Not all Americans are starry-eyed over bikes. In New York, the new bike lanes have been the subject of all manner of liberal NIMBYism. Congressman Anthony Weiner promised to tear out bike lanes — only to explain later via Twitter that he was just kidding. (Weiner, who was at the time a member of the Congressional bike caucus, resigned after it came to light that he’d sent a photo of, um, his shorts, to a woman via that same Twitter account.)

Meanwhile, in Hull, Wis., the town fathers came up with a creatively stupid solution to bike and pedestrian safety problems: Forbid bikers and pedestrians from using the roads. In Elizabethton, Tenn., Teresa Tryon was threatened with arrest for letting her daughter bike to school on her own. And then there was the dude who crashed his car into a bike store. (OK, it was an accident, but really, is there any place safe from cars?)

This fall, we saw GM’s “Reality Sucks” ad campaign trying to convince young fellas that riding a bike would get them laughed at by the ladies. If nothing else, the ad campaign gave Giant Bicycles the fodder for a sweet slap-back campaign.

And we were heartened to note that in November, when a Chicago columnist tried to pick a fight with cyclists over what he called the “war on cars,” he didn’t get many takers. Of course, if it’s “war on cars” you’re after, Seattle alt weekly The Stranger is happy to oblige.

fish lockPhoto: forkergirl3. The pee-your-pants funny

OK, we’ve arrived at the frivolous and funny portion of our show. (That other stuff was as close to serious as we get around here.)

In the “creative solutions” department, Arturas Zuokas, the mayor of Vilnius, Lithuania, takes the cake. To drive home the point that bike lanes are not the place to park your car, Zuokos drove a tank over a Mercedes. (I’m jealous: That had to feel good.)

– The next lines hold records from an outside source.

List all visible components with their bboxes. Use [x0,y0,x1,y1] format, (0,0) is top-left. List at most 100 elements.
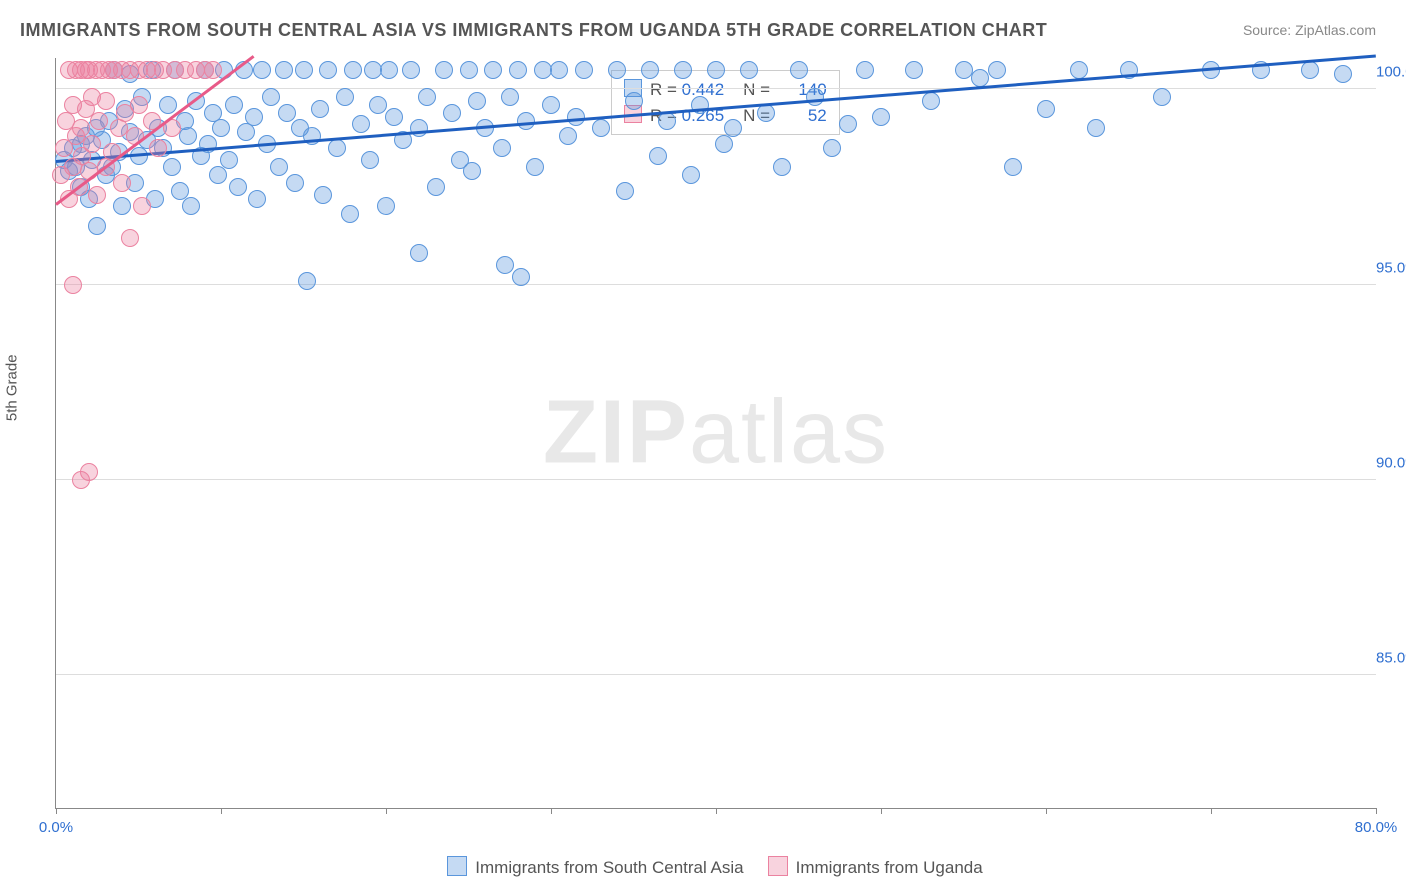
x-tick [1046,808,1047,814]
y-tick-label: 100.0% [1376,64,1406,81]
data-point [724,119,742,137]
data-point [922,92,940,110]
data-point [377,197,395,215]
data-point [270,158,288,176]
data-point [567,108,585,126]
data-point [328,139,346,157]
stat-n-value: 52 [775,103,827,129]
stat-r-label: R = [650,80,682,99]
data-point [823,139,841,157]
data-point [468,92,486,110]
y-tick-label: 90.0% [1376,454,1406,471]
data-point [592,119,610,137]
data-point [88,186,106,204]
scatter-plot-area: ZIPatlas R = 0.442 N = 140R = 0.265 N = … [55,58,1376,809]
data-point [674,61,692,79]
data-point [625,92,643,110]
data-point [64,276,82,294]
data-point [278,104,296,122]
data-point [319,61,337,79]
data-point [493,139,511,157]
gridline [56,284,1376,285]
x-tick [56,808,57,814]
legend-label: Immigrants from Uganda [796,858,983,877]
y-axis-label: 5th Grade [4,354,21,421]
data-point [298,272,316,290]
data-point [608,61,626,79]
gridline [56,674,1376,675]
legend-swatch [768,856,788,876]
data-point [286,174,304,192]
x-tick [1211,808,1212,814]
data-point [1153,88,1171,106]
y-tick-label: 95.0% [1376,259,1406,276]
source-attribution: Source: ZipAtlas.com [1243,22,1376,38]
data-point [113,197,131,215]
data-point [410,119,428,137]
data-point [971,69,989,87]
data-point [512,268,530,286]
data-point [248,190,266,208]
data-point [542,96,560,114]
data-point [682,166,700,184]
data-point [314,186,332,204]
data-point [550,61,568,79]
x-tick [881,808,882,814]
data-point [113,174,131,192]
data-point [740,61,758,79]
watermark-rest: atlas [689,383,889,483]
data-point [1037,100,1055,118]
gridline [56,479,1376,480]
data-point [988,61,1006,79]
data-point [435,61,453,79]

New York biker Casey Neistat could’ve used said tank. When he got a ticket for not riding in the bike lane, he resolved to never, ever stray from the straight and narrow again — even if it meant running into an illegally parked police car. Ouch.

Obstacle courses aside, pedal power still rules for New Yorkers who want to get across town in a hurry. “Amateur daredevil” Mark Malkoff raced a bus through the city on a Big Wheel — and, well, we’re not going to spoil the result. You really just need to watch it.

And last, just for style points, we offer you a bunch of cool kids doing hilarious no-handed bike moves to a rocking good soundtrack. Go ahead, try some of your own, but no trolling us if you can’t pull it off yourself.

Happy New Year from Grist’s bike department. We’ll see you on the streets in 2012.